When was the last time you sat and thought about how much facilities management has evolved over the previous 50 or even a mere five years? Here's the kicker; facilities management has changed more within the last year, at least in respect to data use, than the entirety of data gathered before the advent of computers. Ninety percent of all data in existence was generated over the last two years, notes Bernard Marr of Forbes. Moreover, that is only a fraction of the advancements in today's level of technology for use in enterprise integrated facilities management.

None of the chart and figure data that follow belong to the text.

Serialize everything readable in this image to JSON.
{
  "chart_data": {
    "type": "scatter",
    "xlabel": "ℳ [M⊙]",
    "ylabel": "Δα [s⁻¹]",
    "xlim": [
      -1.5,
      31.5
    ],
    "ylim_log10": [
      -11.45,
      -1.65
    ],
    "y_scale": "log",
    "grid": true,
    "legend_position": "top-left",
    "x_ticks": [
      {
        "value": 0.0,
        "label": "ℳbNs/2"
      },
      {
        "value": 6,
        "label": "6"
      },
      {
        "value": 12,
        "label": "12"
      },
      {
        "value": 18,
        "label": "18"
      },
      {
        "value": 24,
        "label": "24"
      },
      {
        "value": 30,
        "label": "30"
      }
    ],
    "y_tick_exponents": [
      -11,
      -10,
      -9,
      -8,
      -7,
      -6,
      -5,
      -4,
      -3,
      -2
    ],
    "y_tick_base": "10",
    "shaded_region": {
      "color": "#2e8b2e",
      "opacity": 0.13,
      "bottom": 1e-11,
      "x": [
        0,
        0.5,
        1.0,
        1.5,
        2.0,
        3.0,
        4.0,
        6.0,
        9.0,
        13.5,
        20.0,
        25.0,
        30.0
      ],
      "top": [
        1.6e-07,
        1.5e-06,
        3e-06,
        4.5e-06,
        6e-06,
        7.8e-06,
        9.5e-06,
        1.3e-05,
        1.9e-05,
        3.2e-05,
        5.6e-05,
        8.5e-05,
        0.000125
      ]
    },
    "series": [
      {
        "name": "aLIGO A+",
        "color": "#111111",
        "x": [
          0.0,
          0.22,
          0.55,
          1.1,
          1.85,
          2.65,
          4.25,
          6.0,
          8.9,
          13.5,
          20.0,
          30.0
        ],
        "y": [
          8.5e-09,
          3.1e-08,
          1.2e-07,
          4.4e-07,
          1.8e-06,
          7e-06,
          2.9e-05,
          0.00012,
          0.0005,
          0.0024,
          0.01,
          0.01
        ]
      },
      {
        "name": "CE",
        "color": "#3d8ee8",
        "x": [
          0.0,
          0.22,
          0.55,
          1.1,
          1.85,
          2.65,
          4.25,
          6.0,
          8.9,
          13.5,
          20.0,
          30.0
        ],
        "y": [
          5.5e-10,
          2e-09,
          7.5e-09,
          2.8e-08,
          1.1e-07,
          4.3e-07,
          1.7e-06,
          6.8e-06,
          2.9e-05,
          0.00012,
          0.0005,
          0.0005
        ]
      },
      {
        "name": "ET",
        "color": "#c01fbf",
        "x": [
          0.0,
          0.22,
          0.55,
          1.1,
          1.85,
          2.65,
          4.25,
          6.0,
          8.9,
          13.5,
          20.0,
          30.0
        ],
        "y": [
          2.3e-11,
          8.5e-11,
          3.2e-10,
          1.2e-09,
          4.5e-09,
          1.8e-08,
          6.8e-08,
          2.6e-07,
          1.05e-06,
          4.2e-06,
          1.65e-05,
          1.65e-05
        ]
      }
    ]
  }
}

Challenges Within Enterprise Integrated Facilities Management

Implementing enterprise, integrated facilities management initiatives is a difficult project to undertake. An organization may have a multi-site portfolio, worked with hundreds of potential vendors, lack access into meaningful data regarding its assets, and face a mounting maintenance backlog. However, modern facilities management is about much more than just ensuring customers are safe in today's world. Modern facilities management involves building on customer experiences through the best possible facilities and keeping costs at infinitesimally small levels. Unfortunately, real challenges to implementing integrated facilities management services exist, including:

  • Facilities continue operating with disparate systems. Disparate systems may reflect the existing maintenance backlog, substandard energy monitoring, and more.
  • Existing assets are out of date and require more energy use than reasonable. Simply running an outdated HVAC unit can cost thousands of dollars annually.
  • Shareholder support for new processes and technologies is minimal. Shareholders expect results, which is commonly interpreted to mean lower costs deriving from maintenance and facilities management.
  • Implementing enterprise integrated facilities management will require an upfront investment. Demand for cost avoidance savings leads to budget cuts, and implementing new approaches, especially integrating enterprise facility services, will incur a slight increase and change to budget management in short-term facilities spend.

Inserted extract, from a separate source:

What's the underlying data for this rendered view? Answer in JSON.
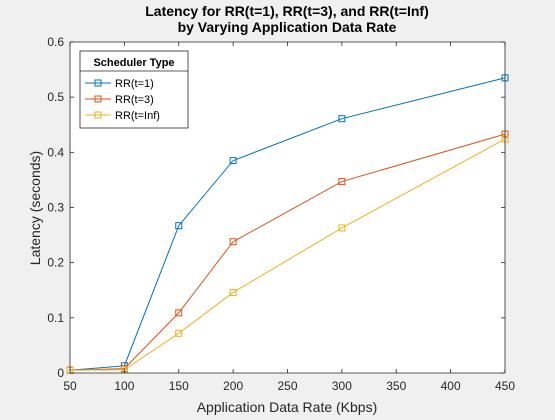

Technologies Power the Smart Building up Today

The technology responsible for the increased level of intelligence used in today's facilities include:

  • Smart, Internet of Things-enabled sensors, sub- load energy monitoring on meters, materials in use, automated systems.
  • Integration of sensors and information-gathering components with an overarching facility management system.
  • Implementation of an advanced computerized maintenance management system (CMMS).
  • Big data analytics that comes through mountains of data to identify correlations and patterns within existing operations and help Facilities Managers understand what went wrong (descriptive), what is going to happen if conditions remain unchanged (predictive) and what needs to happen to achieve an optimal result (prescriptive).

Why Enterprise Integrated Technologies Are Valuable

Humanity is on track to generate more data than anyone can imagine, and the state has great potential, especially for organizations and departments that operate within shrinking budgets, namely facilities management and maintenance management. At the same time, enterprises are growing, and everyone is looking for the best way to stay competitive with Amazon. Thus, more companies are looking to understand their existing operations through the technologies that empower enterprise integrated facilities management.

Consider Enterprise Integrated Facilities Management for Your Organization

Each of the technologies has a similar component. They rely on the latest generation software and hardware to empower Facilities Managers with more knowledge and information to make informed decisions. Also, the connected ability of these assets and systems allows Facilities Managers to expand the reach beyond their immediate physical location, taking advantage of remote monitoring capabilities, working with third-party resource providers and gaining real end-to-end visibility.